Мы вышли из кино, прошли мимо свалки старых тракторов и направились в темноту, где на поле нас ждали самолеты. Собирался дождь. Я думал о том, почему он так странно вел себя в кинотеатре.

—Ты ведь все делаешь непросто, Дон?

—Иногда.

—Но почему тогда этот фильм? Почему ты вдруг захотел, чтобы я посмотрел “Санданс”?

—Ты задал вопрос.

—Да. Ты можешь на него ответить?

—Вот мой ответ. Мы пошли в кино потому, что ты задал вопрос. Этот фильм был ответом на мой вопрос.

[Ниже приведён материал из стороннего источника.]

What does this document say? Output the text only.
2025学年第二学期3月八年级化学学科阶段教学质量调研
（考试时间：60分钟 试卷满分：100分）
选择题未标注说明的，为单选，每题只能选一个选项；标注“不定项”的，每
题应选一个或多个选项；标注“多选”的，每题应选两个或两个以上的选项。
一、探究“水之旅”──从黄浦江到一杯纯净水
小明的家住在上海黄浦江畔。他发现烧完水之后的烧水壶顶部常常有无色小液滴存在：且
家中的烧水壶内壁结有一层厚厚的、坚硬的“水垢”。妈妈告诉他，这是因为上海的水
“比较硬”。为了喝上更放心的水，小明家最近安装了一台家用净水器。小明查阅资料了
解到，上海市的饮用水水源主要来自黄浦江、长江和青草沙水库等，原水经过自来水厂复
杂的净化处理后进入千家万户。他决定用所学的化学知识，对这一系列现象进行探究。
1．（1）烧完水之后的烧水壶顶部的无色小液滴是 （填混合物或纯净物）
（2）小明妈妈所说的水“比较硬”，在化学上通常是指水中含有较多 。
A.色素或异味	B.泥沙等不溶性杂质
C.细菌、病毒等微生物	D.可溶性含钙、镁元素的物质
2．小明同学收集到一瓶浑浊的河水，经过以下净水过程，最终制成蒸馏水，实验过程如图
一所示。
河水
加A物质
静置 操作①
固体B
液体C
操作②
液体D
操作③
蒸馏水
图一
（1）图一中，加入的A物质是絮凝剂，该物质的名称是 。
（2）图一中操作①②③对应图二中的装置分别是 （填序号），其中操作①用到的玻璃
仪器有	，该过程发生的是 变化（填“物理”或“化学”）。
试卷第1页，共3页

Он смеялся надо мной, я знал это.

—А о чем я тебя спросил?

Наступила долгая и мучительная пауза.

—Твой вопрос, Ричард, заключается в том, что даже в самые лучшие времена ты не мог понять, зачем мы здесь.

Я вспомнил.

—И этот фильм был мне ответом.

—Да.

—Да?

—Ты не понял, — сказал он.

—Нет.

—Это был хороший фильм, — сказал он, — но самый распрекрасный фильм в мире все равно лишь иллюзии, не так ли? На экране ничего не движется, так только кажется. Свет становится то ярче, то темнее, а нам кажется, что на плоском экране, установленном в темноте, есть движение.

—Пожалуй, все так. — Я начинал понимать.

—Люди, все те, кто ходит на фильмы, зачем они приходят, если это всего лишь иллюзии?

—Ну, это развлечение, — сказал я.

—Им интересно. Правильно. Раз.

—Они могут чему-нибудь научиться.

—Отлично. Все так. Новые знания. Два.

—Фантазия. Можно уйти от проблем.

—Это развлечение. Раз.

—Технические причины. Посмотреть, как сделан фильм.

—Учеба. Два.

—Уйти от скуки.

—Уход. Ты уже говорил.

—Общение. Быть вместе с друзьями, — сказал я.

—Причина, чтобы пойти, но цель не фильм. Все равно это развлечение. Раз.

И чтобы я там ни предполагал, все укладывалось в эти две причины; люди смотрят фильмы ради забавы, или ради новых знаний, либо ради того и другого вместе.

—И фильм — это вроде как наша жизнь, правильно, Дон?

—Да.

—А тогда почему некоторые выбирают плохую жизнь, как фильм ужасов?

—Они не просто приходят на фильм ужасов ради забавы, они с самого начала знают, что это будет ужасный фильм, — ответил он.

—Но почему?

—Ты любишь фильмы ужасов?

—Нет.

—Но некоторые ведь тратят уйму денег и времени на то, чтобы посмотреть ужасы или дурацкие мюзиклы, которые другим кажутся скучными и пустыми? — он дал мне возможность ответить на этот вопрос.

—Да.

—И ты не обязан смотреть их фильмы, а они не обязаны смотреть твои. Это называется словом “свобода”.

—Но почему людям хочется, чтобы их пугали или нагоняли на них тоску?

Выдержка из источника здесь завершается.